The overall motive of the painting is due to the momentarily invoked reference to the injunction to increase and multiply in Genesis, that is, to the Garden of Eden. Hence the painting represents, more or less, a garden. Yet this garden is not really the garden of Eden – it is subverted by the refusal to procreate, described in the sonnet in terms of two conflicting metaphors – one is a flame/candle, and the other is a rose bud.
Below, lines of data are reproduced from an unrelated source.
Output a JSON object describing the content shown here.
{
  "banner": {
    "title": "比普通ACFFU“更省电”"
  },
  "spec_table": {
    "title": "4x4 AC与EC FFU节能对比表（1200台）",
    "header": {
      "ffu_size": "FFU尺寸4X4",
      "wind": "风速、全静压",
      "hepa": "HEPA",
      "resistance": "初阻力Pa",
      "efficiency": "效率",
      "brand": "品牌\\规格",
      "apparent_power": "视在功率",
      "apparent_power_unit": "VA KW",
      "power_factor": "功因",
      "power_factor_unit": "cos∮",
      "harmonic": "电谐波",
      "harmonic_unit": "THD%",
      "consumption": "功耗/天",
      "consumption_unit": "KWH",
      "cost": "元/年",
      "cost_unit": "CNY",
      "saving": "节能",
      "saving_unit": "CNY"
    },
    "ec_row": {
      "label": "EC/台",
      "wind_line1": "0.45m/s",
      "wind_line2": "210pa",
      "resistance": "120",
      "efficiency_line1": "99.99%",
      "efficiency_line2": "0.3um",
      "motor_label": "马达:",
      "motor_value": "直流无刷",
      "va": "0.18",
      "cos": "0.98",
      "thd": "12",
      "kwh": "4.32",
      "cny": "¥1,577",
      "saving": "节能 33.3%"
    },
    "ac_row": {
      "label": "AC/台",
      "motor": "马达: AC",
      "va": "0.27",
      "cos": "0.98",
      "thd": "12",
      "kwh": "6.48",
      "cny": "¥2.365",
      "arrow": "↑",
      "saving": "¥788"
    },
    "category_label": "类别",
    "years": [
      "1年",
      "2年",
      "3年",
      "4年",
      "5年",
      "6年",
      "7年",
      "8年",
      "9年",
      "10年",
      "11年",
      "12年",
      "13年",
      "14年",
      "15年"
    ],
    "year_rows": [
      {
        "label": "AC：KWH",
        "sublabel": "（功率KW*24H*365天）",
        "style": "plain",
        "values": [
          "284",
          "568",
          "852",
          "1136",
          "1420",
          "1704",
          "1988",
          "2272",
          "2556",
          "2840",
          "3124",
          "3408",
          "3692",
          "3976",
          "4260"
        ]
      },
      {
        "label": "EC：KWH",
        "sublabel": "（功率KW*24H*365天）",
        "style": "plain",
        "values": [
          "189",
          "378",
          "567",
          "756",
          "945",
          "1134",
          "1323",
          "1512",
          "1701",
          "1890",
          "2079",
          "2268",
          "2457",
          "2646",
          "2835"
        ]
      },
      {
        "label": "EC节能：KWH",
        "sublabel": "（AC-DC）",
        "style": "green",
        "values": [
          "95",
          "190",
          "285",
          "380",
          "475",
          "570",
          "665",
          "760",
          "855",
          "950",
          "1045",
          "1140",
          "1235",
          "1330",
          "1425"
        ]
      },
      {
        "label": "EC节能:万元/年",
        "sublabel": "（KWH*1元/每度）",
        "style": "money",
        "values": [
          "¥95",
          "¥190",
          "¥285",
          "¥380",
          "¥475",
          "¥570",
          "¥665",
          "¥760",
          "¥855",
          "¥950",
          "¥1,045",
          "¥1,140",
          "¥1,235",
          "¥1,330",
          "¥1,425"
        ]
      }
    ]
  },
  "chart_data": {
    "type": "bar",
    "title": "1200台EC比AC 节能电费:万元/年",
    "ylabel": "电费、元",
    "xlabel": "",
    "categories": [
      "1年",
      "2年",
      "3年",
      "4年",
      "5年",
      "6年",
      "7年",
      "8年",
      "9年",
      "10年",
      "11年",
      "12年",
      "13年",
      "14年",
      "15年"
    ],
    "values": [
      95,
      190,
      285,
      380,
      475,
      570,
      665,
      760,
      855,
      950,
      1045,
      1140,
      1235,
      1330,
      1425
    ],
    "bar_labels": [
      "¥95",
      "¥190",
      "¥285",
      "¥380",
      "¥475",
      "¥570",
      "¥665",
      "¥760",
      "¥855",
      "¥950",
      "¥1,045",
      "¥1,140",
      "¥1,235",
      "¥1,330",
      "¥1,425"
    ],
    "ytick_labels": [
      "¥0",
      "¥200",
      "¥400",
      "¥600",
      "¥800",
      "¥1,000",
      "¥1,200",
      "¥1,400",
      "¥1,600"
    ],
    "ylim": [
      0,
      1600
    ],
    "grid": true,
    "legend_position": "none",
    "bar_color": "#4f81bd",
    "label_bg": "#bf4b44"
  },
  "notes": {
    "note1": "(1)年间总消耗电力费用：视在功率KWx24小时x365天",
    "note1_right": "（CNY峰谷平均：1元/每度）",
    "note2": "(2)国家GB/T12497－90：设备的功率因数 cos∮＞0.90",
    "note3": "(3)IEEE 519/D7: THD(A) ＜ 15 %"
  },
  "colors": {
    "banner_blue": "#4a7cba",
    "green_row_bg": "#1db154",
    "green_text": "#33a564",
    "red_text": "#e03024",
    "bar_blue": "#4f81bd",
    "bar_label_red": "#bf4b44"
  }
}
So, the greens and blues of my landscape and the sky above it are subverted by reds and oranges.

The painting follows the overall design scheme I’ve decided to use to “represent” the structure of a sonnet: the composition is defined by a horizontal and a vertical at golden sections; here, the horizontal (the horizon line) is more prominent than the vertical, but the vertical is there, suggested by the possible pass through the mountains and by the location of the furthest bush/rose bud in the spiral.

Within this general structure, this sonnet follows a more specific compositional scheme: the first quatrain presents a calm, rather cold, overall description of the desirable state of affairs, which represents a human’s possible path to the distant future; the second and the third quatrains, much more urgent and nervous, enact the young man’s refusal to follow this path in two ways, both associated with (generalized) red. The fire, which makes a famine instead of abundance, and the bud, which refuses to open, “contracted” to itself.

In my painting, the first quatrain is loosely referenced by the grand diagonal curvy movement of colder and calmer colours from the bottom left to the remnants of blue in the sky, through the narrow pass in the distant mountains. The fire — the self-substantial flame – burns out the sky; and the bud that refuses to open is represented by the ambiguous spiral of rose bushes on the right, which look, due to their colour, increasingly like roses – and culminating the spiral in the distant bud, shown against the darkest spot in the background. In contrast to the green curve, which does find its way into the sky, the “rose” curve stops short of it, contracts into itself – instead of reaching the furthest distance.